O engodo do profissional antifrágil lançado pela UniBB
Este texto visa lançar luz, a partir de uma perspectiva crítica, sobre o curso “O profissional antifrágil” lançado pela Universidade Corporativa do Banco do Brasil (UniBB). Antes de nos atermos ao conteúdo do curso, entendemos ser importante versar brevemente sobre as transformações históricas e institucionais que fundamentaram a instituição da UniBB, entidade criadora e promotora do curso. Dessa forma, o texto se compõe em duas partes, a primeira parte – “A fábrica de copos” – tem como objetivo analisar o processo histórico que desencadeou o surgimento da UniBB, e a segunda parte – “Faça de mim um copo(!/?)” – estabelece as críticas ao modelo de cooptação e controle subjetivo imposto aos bancários e bancárias do Banco do Brasil (BB) por meio do curso “O profissional antifrágil”.
As nomenclaturas das partes que compõem o texto fazem alusão direta à teoria dos copos de Nassim Taleb, autor de livros relacionados a investimentos e mercado financeiro, utilizada como base argumentativa do pensamento do profissional antifrágil. Essa divisão na composição do texto tem como intuito responder a seguinte pergunta, quais são as determinações políticas e econômicas presentes no curso “O profissional antifrágil” da UniBB implementadas pela Diretoria de Cultura e Gestão de Pessoas do Banco do Brasil?
A fábrica de copos
Para esta constituição do processo histórico da UniBB nos serviremos das datas apresentadas na área “Sobre a Universidade” da página da universidade. De acordo com a página da UniBB as raízes da instituição remontam ao ano de 1917 com a realização do primeiro concurso público para ingresso no Banco que havia em 1906 criado critérios institucionais para os processos de recrutamento e seleção de pessoal, e a incorporação no ano de 1965 da atividade de educação corporativa que se deu com a criação do Departamento de Seleção e Desenvolvimento de Pessoal (DESED), sendo instituída como Universidade Corporativa (UC) em 2002. Em 2013 foi inaugurado o Portal UniBB e em 2020 as atividades de “recrutamento e seleção” e “treinamento, desenvolvimento e educação” passaram a ser realizadas de modo integrado pela UniBB. Fazer um retorno aos acontecimentos históricos dos anos elencados acima nos possibilita ir ao encontro de chaves interpretativas que fornecem elementos para a compreensão dos realinhamentos institucionais ocorridos na área cultura e gestão de pessoas do BB.

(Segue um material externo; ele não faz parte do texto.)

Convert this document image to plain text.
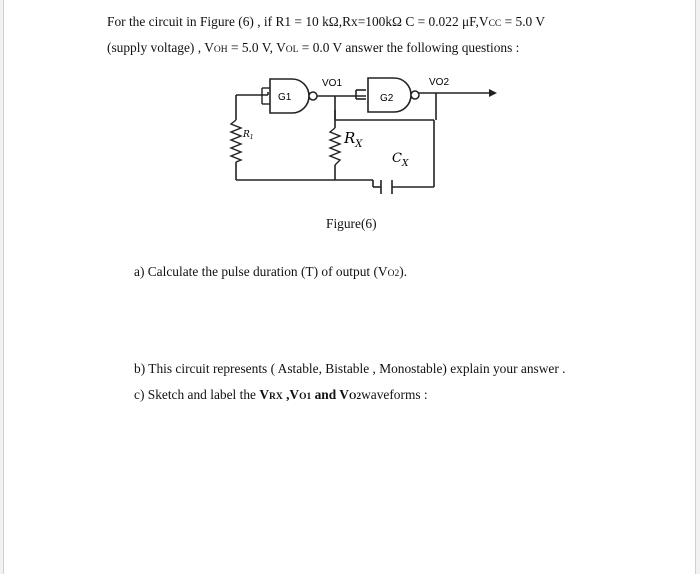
For the circuit in Figure (6) , if R1 = 10 kΩ,Rx=100kΩ C = 0.022 μF,VCC = 5.0 V
(supply voltage) , VOH = 5.0 V, VOL = 0.0 V answer the following questions :
G1	G2
VO1	VO2
$R_1$	$R_X$
$C_X$
Figure(6)
a) Calculate the pulse duration (T) of output (VO2).
b) This circuit represents ( Astable, Bistable , Monostable) explain your answer .
c) Sketch and label the VRX ,VO1 and VO2waveforms :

Em 1917, o mundo se encontrava em um momento crucial da Primeira Guerra Mundial, com o Brasil tendo assumido alguns anos antes o papel de fornecedor de alimentos para os países da Tríplice Entente. O período de intensificação das exportações provocaram, por um lado, efeitos econômicos e sociais no país, como o aumento drástico da taxa de inflação acompanhada da elevação do custo de vida e a eclosão da greve geral em três centros urbanos do País movida por trabalhadores rurais, camponeses e operários da indústria reivindicando direitos trabalhistas, fim da exploração de crianças e adolescentes, diminuição da jornada de trabalho e melhores condições de trabalho, e fizeram surgir por outro lado, a necessidade de expansão operacional através da abertura de agências do BB em todos os Estados, em face à incerteza de finalização da guerra e a crescente movimentação financeira em áreas produtoras de alimentos no interior do país. Nesse momento de profundas transformações sociais surge a base do copo do BB, moldada pela expansão da presença do Banco em capitais econômicas e agrícolas do país, demandando o aumento no número de trabalhadores e preparação dessas pessoas para o exercício das funções.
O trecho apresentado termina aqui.